いや、ないですと言っても「証明できない」と言われ、なんか勝手に関係があると思われて不愉快だった。
景子のほうは、失踪届が取り下げられてないだけってことでしばらくして開放された。
警察官が私に向けた聴取は、全く意味のないものだった。
その後も、時々景子の家にお邪魔した。
中学生の時のノリでやってくると、あの子図々しいわねと言われた。
オカマ達の家は、なんだか楽しかったけど、私は迷惑がられていたかもしれない。
そんなことわかっていなかった私は、「これ!景子に聞いて欲しい!」と景子にCDを貸してあげた。
そして、家計が切羽詰まっていた景子はそのCDをBOOKOFFに売ってしまったのだ。
高校生がお小遣いを貯めて買ったCDを、売ってしまうのかと唖然としてしまった。
闇金ウシジマくんでも、カメラを黙って売ってしまったオカマちゃんがいたが、たびたびそういう人がいるみたいだった。
お金が無ければ…
あとから聞いた話だが、景子の彼氏は、自宅から金を盗んでこいと指示していたらしい。
一見優しそうにみえても、とんでもない男だったことがわかった。
オカマ4人が過ごすのはお金がかかったのか、細かい事情はよくわからないけど
景子は男性向けのAVに出演して生活費を稼いでいたらしい。
「どれだけ会話を長引かして、本番を短くするかよく考えたよ」と、笑いながら景子は話していた。

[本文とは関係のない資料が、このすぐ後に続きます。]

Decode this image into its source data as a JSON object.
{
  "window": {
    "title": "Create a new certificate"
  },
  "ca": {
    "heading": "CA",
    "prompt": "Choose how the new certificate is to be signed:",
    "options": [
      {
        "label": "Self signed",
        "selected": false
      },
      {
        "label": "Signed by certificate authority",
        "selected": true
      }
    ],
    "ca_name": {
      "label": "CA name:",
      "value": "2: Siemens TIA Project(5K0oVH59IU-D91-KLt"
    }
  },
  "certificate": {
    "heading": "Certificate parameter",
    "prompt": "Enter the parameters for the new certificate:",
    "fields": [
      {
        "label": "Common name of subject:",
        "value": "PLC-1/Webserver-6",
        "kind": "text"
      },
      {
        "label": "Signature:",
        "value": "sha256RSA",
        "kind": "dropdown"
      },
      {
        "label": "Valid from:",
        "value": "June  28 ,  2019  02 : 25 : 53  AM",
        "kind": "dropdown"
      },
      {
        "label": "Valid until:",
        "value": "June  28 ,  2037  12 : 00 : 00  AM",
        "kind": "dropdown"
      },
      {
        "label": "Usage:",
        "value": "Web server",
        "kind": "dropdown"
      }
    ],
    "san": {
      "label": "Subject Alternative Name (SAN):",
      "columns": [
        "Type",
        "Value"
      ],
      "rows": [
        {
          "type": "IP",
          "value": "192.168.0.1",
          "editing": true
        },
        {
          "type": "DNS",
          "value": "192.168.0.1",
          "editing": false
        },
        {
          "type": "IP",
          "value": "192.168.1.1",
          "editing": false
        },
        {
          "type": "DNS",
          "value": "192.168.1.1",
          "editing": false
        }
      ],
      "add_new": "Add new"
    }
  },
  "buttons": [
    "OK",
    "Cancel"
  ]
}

手のひらに梅毒のあとがあったり、ケジラミなどもお互いうつしあったそうだ。
薬はお互い折半して、飲んでいたらしい。
それだけ切迫した経済状態なら、他人のCDだって平気で売ってしまっても仕方なかったのだろうか。
高校卒業後、こんなにも厳しい生活を景子が強いられていたなんて、私は全然知らなかった。